Our case is unusual for several reasons. First, the patient presented with recurrent spontaneous pneumothorax, probably secondary to a bronchopleural fistula, a rare but well recognised complication of rheumatoid nodule.5 Second, the presence of fungi in a pulmonary rheumatoid nodule is an extremely unusual phenomenon that, to the best of our knowledge, has been reported only once in the English language literature.6 Although in our case the fungi were morphologically consistent with aspergillus, the lack of culture confirmation precludes a firm conclusion about their exact classification.
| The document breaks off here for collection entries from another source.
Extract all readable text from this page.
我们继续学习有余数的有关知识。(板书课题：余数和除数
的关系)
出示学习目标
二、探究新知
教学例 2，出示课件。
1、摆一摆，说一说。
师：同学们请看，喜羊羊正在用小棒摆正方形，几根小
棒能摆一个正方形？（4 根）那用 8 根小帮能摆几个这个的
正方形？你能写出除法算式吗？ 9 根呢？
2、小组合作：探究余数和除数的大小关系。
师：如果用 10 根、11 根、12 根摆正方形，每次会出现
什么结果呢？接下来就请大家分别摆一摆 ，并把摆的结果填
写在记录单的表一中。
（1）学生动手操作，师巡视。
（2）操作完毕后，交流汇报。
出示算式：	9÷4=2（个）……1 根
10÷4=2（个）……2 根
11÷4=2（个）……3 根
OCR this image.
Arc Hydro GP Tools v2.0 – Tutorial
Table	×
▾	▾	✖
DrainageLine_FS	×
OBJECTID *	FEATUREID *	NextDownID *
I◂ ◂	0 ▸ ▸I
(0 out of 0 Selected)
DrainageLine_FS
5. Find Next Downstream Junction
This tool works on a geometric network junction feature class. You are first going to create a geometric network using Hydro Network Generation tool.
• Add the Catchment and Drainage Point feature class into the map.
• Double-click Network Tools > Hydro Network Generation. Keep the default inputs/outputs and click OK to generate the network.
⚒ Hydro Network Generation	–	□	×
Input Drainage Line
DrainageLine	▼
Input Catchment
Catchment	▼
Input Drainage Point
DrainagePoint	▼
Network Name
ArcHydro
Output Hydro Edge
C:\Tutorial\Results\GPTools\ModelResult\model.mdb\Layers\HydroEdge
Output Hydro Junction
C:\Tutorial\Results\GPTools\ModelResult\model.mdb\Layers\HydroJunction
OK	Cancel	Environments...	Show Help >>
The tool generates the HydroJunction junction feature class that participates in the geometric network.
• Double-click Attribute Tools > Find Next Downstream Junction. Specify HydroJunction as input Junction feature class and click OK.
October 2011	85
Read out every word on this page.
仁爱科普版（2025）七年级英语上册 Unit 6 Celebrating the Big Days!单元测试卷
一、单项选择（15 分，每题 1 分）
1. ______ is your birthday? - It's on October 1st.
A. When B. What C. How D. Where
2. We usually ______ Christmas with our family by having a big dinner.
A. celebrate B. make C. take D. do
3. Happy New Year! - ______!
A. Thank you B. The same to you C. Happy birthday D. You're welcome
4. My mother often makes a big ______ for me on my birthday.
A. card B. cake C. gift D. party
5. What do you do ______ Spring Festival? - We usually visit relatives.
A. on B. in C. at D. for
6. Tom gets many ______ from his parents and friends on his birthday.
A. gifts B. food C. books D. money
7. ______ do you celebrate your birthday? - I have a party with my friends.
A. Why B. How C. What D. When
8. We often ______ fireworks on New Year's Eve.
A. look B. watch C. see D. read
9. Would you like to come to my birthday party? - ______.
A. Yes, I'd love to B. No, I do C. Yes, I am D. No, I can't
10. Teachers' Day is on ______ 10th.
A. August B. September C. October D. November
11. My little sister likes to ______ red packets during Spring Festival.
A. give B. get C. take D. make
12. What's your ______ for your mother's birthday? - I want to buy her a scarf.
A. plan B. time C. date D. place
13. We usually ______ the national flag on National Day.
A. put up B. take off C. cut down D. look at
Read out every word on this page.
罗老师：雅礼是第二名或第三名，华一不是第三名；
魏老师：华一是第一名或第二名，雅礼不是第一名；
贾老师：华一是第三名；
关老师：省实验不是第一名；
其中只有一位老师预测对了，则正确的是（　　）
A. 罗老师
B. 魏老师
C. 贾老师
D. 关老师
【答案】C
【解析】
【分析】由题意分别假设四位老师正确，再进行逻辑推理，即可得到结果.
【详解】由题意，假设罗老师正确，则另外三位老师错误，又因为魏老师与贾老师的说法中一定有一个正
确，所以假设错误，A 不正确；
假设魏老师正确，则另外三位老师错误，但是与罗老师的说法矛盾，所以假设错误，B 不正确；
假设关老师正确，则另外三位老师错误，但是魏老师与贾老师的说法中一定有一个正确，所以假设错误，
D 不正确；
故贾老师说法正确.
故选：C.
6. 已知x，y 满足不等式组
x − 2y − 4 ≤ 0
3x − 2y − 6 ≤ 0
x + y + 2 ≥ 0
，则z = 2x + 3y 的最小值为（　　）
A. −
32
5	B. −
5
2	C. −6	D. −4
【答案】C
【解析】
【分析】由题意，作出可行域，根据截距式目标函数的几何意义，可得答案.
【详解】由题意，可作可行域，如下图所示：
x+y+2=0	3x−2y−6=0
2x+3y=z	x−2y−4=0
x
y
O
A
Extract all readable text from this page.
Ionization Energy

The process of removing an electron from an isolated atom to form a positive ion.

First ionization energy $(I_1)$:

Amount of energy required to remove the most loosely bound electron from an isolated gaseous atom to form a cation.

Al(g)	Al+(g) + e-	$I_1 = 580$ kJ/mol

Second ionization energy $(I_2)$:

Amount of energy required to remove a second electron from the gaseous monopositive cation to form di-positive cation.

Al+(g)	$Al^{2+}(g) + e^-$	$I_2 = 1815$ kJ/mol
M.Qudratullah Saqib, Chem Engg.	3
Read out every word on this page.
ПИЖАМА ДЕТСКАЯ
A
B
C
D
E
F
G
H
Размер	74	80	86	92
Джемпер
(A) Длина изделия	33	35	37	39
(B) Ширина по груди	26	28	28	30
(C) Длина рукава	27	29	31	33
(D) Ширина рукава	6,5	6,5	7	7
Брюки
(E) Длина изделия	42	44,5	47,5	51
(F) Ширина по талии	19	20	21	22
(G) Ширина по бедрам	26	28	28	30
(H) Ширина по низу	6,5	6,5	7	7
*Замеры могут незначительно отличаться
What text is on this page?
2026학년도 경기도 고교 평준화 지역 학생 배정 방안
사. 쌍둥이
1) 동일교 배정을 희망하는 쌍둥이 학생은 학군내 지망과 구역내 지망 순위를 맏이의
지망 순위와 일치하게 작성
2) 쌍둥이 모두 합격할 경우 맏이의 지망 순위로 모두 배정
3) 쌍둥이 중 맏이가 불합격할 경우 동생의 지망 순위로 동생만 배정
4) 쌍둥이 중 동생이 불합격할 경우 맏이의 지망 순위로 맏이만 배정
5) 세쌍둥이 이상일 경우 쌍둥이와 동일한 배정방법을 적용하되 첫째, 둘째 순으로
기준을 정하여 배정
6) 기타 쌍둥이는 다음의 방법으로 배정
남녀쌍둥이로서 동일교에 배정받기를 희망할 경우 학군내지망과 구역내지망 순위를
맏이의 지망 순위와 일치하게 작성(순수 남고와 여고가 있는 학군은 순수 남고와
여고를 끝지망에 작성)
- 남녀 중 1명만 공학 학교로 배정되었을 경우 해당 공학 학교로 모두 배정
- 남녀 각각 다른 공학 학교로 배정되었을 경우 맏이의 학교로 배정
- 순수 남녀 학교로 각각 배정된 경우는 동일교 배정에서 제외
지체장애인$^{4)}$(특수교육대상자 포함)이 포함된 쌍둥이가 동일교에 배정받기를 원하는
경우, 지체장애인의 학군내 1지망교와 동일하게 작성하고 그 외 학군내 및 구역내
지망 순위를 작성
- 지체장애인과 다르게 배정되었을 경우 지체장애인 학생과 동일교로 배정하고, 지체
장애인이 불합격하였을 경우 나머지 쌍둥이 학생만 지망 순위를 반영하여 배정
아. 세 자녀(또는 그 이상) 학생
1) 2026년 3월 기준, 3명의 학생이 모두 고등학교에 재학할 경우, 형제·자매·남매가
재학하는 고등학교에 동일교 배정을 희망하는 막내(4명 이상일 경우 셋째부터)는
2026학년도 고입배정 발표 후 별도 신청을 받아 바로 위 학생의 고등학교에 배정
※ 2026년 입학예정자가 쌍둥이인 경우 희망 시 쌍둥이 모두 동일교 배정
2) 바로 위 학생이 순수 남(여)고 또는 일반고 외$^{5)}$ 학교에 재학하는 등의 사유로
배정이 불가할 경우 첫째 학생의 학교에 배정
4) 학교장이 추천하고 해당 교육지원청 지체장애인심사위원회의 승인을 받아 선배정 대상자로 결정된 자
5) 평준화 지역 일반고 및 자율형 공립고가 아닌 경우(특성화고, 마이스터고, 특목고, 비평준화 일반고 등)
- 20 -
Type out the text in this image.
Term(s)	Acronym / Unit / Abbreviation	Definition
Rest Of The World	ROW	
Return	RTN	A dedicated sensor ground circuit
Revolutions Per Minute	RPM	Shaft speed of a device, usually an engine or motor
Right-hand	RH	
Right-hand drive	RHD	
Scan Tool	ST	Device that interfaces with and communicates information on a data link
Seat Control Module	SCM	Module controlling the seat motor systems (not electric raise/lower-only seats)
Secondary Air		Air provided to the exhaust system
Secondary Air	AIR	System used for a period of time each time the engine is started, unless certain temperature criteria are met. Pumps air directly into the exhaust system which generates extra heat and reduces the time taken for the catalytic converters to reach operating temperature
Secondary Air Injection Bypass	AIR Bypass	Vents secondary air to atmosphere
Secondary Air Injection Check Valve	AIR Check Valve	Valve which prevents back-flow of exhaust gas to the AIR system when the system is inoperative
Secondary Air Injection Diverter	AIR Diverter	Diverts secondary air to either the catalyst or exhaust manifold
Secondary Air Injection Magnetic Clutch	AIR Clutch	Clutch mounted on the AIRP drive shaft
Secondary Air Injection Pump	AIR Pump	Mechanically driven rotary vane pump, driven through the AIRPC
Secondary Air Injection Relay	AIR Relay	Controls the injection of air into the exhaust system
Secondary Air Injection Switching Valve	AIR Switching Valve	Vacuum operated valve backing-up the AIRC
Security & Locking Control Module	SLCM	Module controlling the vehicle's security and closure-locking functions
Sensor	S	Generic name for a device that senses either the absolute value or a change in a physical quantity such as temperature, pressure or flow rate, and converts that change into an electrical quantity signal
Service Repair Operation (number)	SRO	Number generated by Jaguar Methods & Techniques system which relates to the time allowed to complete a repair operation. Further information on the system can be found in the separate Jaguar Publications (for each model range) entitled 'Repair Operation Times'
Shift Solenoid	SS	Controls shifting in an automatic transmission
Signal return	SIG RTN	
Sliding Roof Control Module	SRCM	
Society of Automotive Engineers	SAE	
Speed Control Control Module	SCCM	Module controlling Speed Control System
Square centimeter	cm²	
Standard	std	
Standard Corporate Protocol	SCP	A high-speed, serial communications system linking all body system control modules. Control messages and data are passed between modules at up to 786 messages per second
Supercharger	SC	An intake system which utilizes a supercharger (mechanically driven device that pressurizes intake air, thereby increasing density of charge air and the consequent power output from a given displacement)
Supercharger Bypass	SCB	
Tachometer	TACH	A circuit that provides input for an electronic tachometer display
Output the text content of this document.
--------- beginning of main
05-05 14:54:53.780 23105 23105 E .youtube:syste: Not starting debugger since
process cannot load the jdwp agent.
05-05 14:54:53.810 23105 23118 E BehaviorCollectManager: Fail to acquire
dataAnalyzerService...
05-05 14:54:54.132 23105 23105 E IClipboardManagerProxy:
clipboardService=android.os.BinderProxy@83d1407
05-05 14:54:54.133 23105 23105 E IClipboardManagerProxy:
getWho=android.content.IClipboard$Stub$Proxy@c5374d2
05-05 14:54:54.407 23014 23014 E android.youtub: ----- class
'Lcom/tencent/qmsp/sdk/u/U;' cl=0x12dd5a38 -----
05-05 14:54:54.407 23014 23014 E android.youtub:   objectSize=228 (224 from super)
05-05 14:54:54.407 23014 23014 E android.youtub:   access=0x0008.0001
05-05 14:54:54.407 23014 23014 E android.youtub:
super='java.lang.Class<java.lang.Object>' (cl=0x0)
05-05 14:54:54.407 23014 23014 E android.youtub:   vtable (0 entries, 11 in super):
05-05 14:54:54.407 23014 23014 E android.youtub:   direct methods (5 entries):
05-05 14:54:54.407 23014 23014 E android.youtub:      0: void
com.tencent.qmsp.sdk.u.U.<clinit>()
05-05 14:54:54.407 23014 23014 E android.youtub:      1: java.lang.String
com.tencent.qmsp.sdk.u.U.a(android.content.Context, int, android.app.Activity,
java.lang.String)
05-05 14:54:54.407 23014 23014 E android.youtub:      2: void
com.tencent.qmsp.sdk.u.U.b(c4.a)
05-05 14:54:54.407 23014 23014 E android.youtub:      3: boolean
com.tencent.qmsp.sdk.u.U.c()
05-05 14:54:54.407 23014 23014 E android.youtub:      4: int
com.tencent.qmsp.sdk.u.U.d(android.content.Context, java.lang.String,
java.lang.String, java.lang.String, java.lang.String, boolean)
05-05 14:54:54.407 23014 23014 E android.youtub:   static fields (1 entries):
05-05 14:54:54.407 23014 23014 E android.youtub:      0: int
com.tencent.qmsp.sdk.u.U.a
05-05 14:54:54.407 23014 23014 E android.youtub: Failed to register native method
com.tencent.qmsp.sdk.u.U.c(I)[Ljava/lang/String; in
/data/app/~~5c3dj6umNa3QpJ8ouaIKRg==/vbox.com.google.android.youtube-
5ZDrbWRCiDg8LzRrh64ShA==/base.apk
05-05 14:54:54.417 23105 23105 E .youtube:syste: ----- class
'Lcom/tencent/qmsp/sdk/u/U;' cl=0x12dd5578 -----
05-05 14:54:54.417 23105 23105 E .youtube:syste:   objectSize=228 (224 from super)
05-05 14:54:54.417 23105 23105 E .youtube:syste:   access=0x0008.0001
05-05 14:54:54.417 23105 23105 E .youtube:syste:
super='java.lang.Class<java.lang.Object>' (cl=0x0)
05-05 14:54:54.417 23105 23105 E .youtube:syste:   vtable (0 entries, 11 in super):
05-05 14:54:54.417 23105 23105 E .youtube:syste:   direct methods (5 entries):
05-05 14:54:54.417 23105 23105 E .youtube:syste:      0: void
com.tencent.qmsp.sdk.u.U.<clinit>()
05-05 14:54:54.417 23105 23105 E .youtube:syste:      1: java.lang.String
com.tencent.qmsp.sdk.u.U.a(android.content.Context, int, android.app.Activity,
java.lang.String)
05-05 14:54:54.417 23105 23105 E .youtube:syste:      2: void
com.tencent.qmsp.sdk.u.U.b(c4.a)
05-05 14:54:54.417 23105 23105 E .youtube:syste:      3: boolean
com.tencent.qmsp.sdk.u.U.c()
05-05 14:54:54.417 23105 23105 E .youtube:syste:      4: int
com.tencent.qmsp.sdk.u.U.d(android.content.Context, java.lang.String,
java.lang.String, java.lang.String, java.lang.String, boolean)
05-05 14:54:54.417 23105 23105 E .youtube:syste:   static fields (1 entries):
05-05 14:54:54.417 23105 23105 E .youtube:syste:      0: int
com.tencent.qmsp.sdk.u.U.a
The fact that aspergillus can colonise a rheumatoid nodule is not surprising, considering the notorious propensity of the fungus to infect pre-existing pulmonary cavities, such as bronchiectasis, tuberculosis, cavitating carcinoma, and apical fibrobullous disease in patients with ankylosing spondylitis7 and rheumatoid arthritis.8 Moreover, patients with rheumatological disease, particularly those receiving high dose intravenous immunosuppressive drugs, are at increased risk of life threatening aspergillus infections.9
In conclusion, rheumatoid nodules should be considered as a possible predisposing cause of pulmonary mycetoma. In patients with rheumatoid arthritis, a high index of suspicion for the diagnosis of pulmonary fungus infection should be maintained, both by clinicians facing cavitary nodules and by pathologists handling small biopsies with necrosis.